MBE for professor who turned climate science into art
Release Date 02 January 2020
The University of Reading and NCAS climate scientist behind a viral stripes graphic illustrating global temperature rise has been named in the New Year's Honours list.
Professor Ed Hawkins created the ‘climate stripes' in 2018, which have now been shared by millions of people and journalists around the world. He has published several high-profile studies into the effects and causes of climate change and helped the public engage with climate science through the citizen science project WeatherRescue.org, which asked the public to help transcribe hand-written historical weather observations to make them usable by climate scientists.
He was appointed an MBE for services to climate science and science communication in the New Year's Honours list for 2019.
'The climate stripes raise awareness of the substantial risks that climate change poses to people' -- Ed Hawkins MBE
Professor Hawkins said: "It is fantastic that the climate stripes have resonated with so many people around the world because it raises awareness of the substantial risks that climate change poses to people, society and the environment.

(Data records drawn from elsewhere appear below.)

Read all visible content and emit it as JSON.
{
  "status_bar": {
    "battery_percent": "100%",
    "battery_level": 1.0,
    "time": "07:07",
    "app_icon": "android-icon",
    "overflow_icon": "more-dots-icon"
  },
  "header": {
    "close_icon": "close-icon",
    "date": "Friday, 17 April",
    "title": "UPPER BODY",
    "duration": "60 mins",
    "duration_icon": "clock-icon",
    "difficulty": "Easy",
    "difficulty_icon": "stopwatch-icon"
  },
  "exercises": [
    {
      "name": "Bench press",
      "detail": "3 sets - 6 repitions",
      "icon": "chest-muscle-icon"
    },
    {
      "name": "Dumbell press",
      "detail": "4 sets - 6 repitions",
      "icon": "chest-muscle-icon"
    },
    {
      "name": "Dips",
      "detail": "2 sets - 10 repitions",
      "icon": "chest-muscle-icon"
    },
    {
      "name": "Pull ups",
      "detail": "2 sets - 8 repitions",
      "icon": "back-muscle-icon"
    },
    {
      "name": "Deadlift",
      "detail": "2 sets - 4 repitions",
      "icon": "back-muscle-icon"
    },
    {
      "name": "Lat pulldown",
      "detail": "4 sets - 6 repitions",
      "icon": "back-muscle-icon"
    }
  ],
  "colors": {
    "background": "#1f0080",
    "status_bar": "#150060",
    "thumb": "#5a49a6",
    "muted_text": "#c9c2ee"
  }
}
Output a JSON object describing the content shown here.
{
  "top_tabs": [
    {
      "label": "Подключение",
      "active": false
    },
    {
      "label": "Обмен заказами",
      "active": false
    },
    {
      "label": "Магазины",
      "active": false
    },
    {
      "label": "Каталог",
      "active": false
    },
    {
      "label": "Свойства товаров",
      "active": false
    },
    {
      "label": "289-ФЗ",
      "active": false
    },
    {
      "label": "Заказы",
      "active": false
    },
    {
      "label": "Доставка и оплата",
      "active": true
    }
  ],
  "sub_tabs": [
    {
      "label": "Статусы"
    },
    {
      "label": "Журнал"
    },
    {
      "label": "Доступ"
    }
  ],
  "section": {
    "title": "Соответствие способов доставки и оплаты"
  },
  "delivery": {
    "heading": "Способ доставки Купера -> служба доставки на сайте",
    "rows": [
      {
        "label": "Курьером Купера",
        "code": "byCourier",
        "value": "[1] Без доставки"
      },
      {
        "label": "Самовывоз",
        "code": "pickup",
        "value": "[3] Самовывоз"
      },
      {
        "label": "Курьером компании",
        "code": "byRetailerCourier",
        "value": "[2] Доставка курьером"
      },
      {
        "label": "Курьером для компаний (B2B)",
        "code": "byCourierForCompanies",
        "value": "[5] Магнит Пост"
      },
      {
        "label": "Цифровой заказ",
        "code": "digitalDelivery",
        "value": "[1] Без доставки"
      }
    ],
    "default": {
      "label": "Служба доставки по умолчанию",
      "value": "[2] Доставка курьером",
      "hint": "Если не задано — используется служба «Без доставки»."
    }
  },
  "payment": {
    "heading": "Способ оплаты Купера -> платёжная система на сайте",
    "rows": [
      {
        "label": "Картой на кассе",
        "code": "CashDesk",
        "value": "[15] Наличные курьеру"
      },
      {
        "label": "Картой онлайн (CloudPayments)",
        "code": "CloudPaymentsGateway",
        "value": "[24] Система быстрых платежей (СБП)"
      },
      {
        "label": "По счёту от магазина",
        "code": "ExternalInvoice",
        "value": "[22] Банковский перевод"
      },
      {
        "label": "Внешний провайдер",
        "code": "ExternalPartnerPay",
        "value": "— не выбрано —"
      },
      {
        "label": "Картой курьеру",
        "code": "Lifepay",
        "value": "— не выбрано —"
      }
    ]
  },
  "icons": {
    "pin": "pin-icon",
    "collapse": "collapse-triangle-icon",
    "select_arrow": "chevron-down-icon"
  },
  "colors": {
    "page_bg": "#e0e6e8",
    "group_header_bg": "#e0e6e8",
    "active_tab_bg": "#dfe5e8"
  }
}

"I strongly believe in making science accessible to everybody, and am honoured that my efforts to do so have been recognised in this way."
The climate stripes show how average annual temperatures have risen since 1850, using shades of red and blue as an accessible way to indicate cooler or hotter years.
This summer, Professor Hawkins made climate stripes for almost every country and US state available to download for free from showyourstripes.info. More than a million people downloaded them in the first week, and they were widely used by television weather presenters, celebrities and bodies like the World Meteorological Organization.
'One of the most crucial images of our times'
Rock band Enter Shikari went one step further by using the global stripes as a backdrop for the main stage Reading Festival set in August, where lead singer Rou Reynolds described them as ‘one of the most crucial images of our times'.
The climate stripes were subsequently used on the front page of the Economist and the Guardian, as public interest in climate change increased and protests were held calling for action.
The stripes are not the only graphic created by Professor Hawkins to go global. A climate spiral animation, also illustrating global warming, was used in the opening ceremony of the 2016 Rio Olympic Games, reaching billions of people on television.
'Professor Hawkins [is] improving our understanding of the environment and helping make the world a better place for everyone' -- Professor Robert Van de Noort, Vice-Chancellor
Professor Robert Van de Noort, Vice-Chancellor of the University of Reading, said: "We are incredibly proud to see Professor Hawkins' work shared by millions of people across the globe and he deserves the highest plaudits for this great achievement.
"His hugely popular climate stripes are just one example of how he continues to present the latest climate science in an engaging way. Sustainability is a key part of everything we do at the University of Reading, and we recognise the work of Professor Hawkins and colleagues in improving our understanding of the environment and helping make the world a better place for everyone."